For a moment in the 1970’s, it seemed like every major city was rushing to attain a peculiar feather in its architectural cap: a rotating restaurant. Hundreds of these status symbol features appeared atop luxury hotels and observation towers from Ankara to Zagreb. The impulse certainly makes sense, as it afforded diners a fully panoramic view of town without ever having to leave their plates. But today, many of these slow-spinning eateries have had their brake levers pulled for good. Now, the notion that any piece of a building should revolve seems outdated and even quaint.
“Time is always changing the shape of the building.” – David Fisher
Dr. David Fisher and the team at Dynamic Architecture Group, however, would like to change all of that. When it was announced in 2008, Fisher’s flagship Dynamic Tower promised to climb 1,378 feet above Dubai with 80 rotating floors. Apartments in the skyscraper, nicknamed the Da Vinci tower by its Italian mastermind, would range from $4 to $40 million and contain a mind-boggling array of amenities, including pools and in-apartment parking with car-toting elevators.

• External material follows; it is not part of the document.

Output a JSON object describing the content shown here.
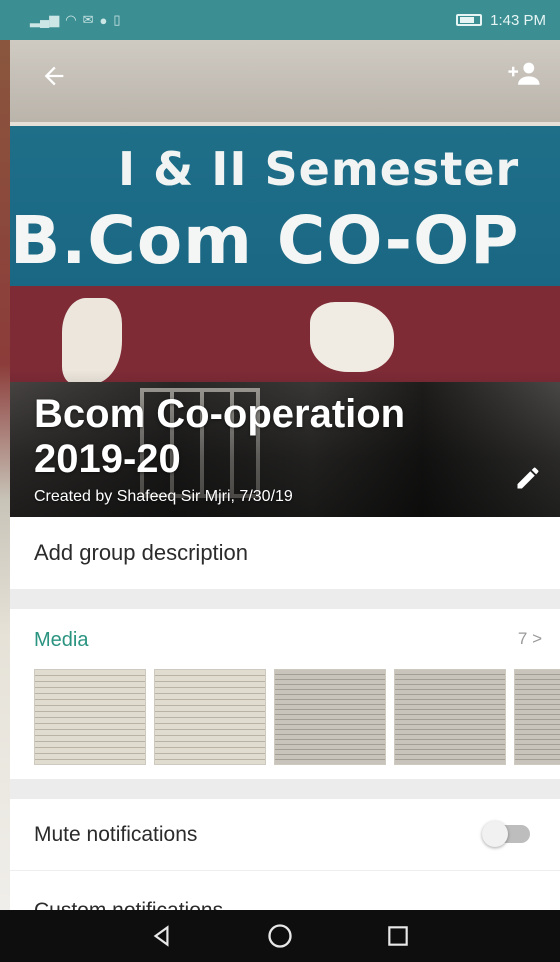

Rather than using turntables to rotate a selected portion of the floor near the windows, however, the Tower’s entire stories independently pivot around the central column of the skyscraper, performing a full-cycle in 90 minutes. With voice-activated controls dictating each floor’s movement, the overall shape of the tower was to be constantly in flux, providing a true spectacle for onlookers. Residents, meanwhile, would be able to move their living rooms with the sun to catch the sunrise or sunset.
Rotation isn’t the Dynamic Tower’s only impressive trick. Fisher has planned for the building’s movement to be powered by its own wind turbines, installed under each floor. Solar panels on each of the floor’s roofs would also contribute to the building’s green energy supply.

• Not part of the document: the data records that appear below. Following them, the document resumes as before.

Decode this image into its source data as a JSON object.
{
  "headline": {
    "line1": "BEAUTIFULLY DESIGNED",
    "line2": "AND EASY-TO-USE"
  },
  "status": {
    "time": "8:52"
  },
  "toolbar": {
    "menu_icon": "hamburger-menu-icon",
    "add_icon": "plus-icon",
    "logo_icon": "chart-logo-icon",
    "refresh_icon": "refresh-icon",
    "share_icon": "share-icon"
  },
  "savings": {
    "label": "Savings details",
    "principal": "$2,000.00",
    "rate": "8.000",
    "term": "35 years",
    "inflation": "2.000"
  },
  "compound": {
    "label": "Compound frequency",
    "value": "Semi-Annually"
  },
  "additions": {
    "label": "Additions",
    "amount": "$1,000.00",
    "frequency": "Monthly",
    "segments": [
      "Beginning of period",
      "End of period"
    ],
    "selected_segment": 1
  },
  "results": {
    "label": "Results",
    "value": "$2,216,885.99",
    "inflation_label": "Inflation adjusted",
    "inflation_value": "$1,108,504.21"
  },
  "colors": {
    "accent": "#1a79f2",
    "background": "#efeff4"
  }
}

Fisher’s proposed construction methods boast yet even more state-of-the-art claims. Rather than building the structure on site, Fisher plans to pre-construct the units with flooring, plumbing, air, and finishes intact. Theoretically, this would slash construction time and make the building more seismically sound. Dynamic says the Tower would be “the first building produced in a factory, giving construction a new industrial approach.”

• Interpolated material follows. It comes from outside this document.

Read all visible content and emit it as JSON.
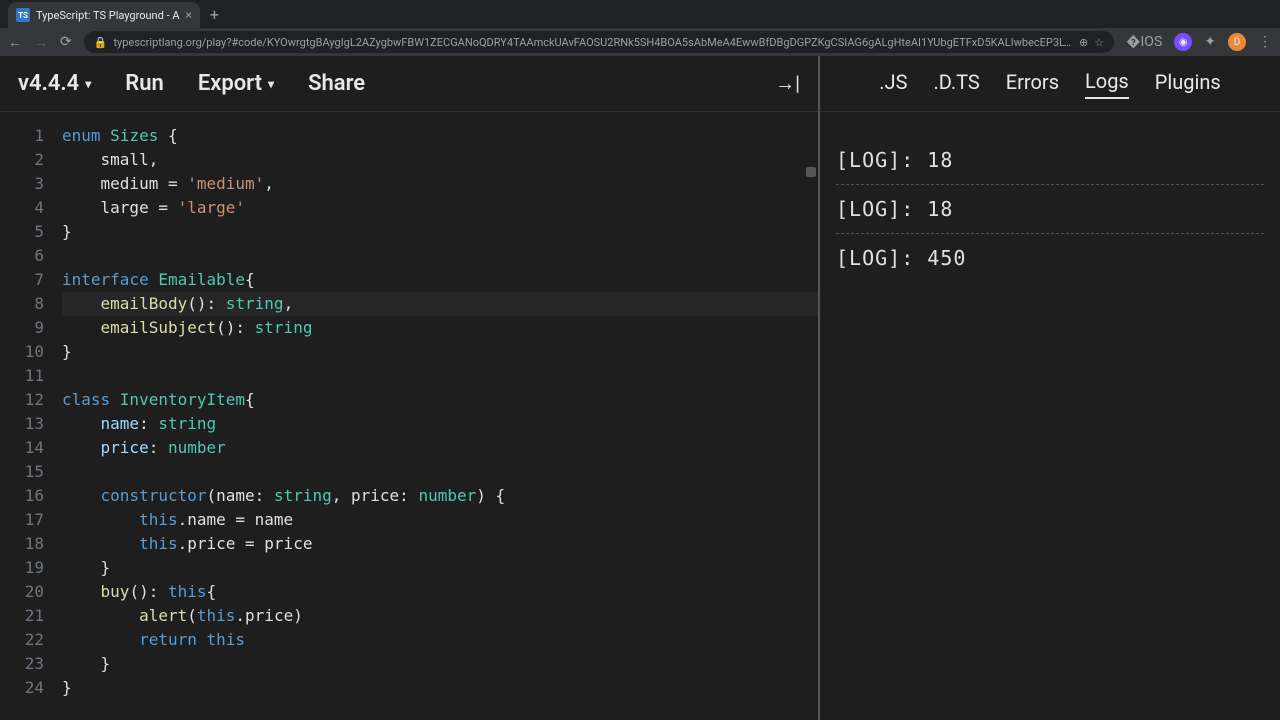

Unsurprisingly, it didn’t take long for the building’s audacious design to capture the public imagination. Time-lapse visualizations of the Tower have racked up millions of views on YouTube and contain the genuine, mystifying thrill of science fiction. The tower seems organic, rippling as if propelled by the wind. In a way, it looks like it’s breathing. In 2008, Time Magazine named the Tower one of the best inventions of the year.
Unfortunately, you can’t go and see the Dynamic Tower in Dubai. And while the blueprints and renderings of the tower have set the Internet abuzz, the only truly dynamic thing about the Tower is the constant shifting of its opening date. Rumors have been floated of the tower appearing instead in London, Paris, and Moscow. Fisher has promised a start to construction practically every year since its initial announcement.
Part of the delay can surely be chalked up to poor timing. The building is estimated to cost between $350 and $700 million and was announced in 2008–on the eve of the Great Recession.
While the theoretical and daring facets of architecture are what draw the most attention and press, the field is still largely one of day-in, day-out practical concerns. Often, it is a field of compromises, setbacks, litigation, and delays.
The Dynamic Tower project speaks powerfully to this rift between theory and praxis. Everything about the tower, from its concept to its sustainability ideas, is set to dazzle and to attract investors, tenants, and fans. Meanwhile, reality has clearly interfered again and again, with the global financial crisis overwhelming the process.
The sensational story of the Dynamic Tower has overshadowed the story of another rotating building. However, there is a key difference between the two projects: unlike the Dynamic Tower, the Suite Vollard, a futurist apartment building in Curitiba, Brazil actually exists. At 11 stories, it’s not as breathtaking as the concept videos for the Dynamic Tower, but its floors do rotate independently. “Time is always changing the shape of the building,” says David Fisher.